GWÖ – Pro- und Kontra-Diskussion in der Volkshochschule
Lothar Galow-Bergemann vom Förderverein Emanzipation und Frieden e. V. war aus Stuttgart angereist. Er verwies direkt auf Daimler in Sindelfingen: „Wir hängen von dieser Art der Wirtschaft ab. Ohne eine wachsende Autoproduktion hätten wir kein Gesundheitswesen.“ Es herrsche ein ewiges Wachstumsmantra, da Unternehmen sonst vom Markt verschwinden würden. Es brauche einen Ausstieg aus dem Kapitalismus und eine grundlegend andere Art des Wirtschaftens.
Die GWÖ biete zwar gute Ziele, beseitige aber die kapitalistische Wirtschaftsform nicht, lautete Galow-Bergemanns klare Kritik. In der sich anschließenden Diskussion verteidigte Binder diesen Aspekt der GWÖ: „Firmen sollen aus Motivationsgründen weiterhin Gewinne machen, der Gewinn soll aber nicht an erster Stelle stehen“, betonte der Apotheker. Eine Ergänzung aus dem Publikum, dass Genossenschaften als Modell gefördert werden sollten, stimmten Galow-Bergemann und Binder zu. „Aber auch sie müssen im Markt bestehen können“, ergänzte Binder.

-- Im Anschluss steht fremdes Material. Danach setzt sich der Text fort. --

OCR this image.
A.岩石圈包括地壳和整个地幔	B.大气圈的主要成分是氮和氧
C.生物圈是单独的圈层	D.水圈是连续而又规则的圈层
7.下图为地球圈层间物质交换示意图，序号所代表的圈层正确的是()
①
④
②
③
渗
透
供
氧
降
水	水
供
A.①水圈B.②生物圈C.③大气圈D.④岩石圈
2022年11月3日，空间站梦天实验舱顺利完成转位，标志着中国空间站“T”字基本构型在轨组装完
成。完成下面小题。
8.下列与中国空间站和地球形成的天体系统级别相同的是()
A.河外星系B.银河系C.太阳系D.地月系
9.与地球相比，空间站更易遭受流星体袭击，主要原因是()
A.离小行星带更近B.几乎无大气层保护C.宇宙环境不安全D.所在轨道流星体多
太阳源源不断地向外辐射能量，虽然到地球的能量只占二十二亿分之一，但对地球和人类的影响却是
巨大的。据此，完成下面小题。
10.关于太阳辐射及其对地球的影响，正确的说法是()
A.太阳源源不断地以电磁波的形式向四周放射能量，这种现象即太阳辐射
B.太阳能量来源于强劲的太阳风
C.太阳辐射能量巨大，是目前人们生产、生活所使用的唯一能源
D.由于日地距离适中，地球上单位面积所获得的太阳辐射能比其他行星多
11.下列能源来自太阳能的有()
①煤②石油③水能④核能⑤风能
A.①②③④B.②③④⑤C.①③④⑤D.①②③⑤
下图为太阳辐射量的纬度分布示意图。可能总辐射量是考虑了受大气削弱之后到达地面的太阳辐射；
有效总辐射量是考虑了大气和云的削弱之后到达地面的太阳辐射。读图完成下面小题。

Auf die Frage, wie eine Gemeinwohlbilanzierung abläuft, erklärte Binder den Prozess der externen Auditierung, die allerdings nicht staatlich anerkannt sei, sondern aus der GWÖ-Bewegung komme. Hier setzte Galow-Bergemann einen weiteren Kritikpunkt an: „Die Art und Weise, wie die Gemeinwohlbilanzierung abläuft, ist nicht transparent und nachvollziehbar.“ Ebenso könnten Firmen die Gemeinwohlbilanz zum Marketing nutzen.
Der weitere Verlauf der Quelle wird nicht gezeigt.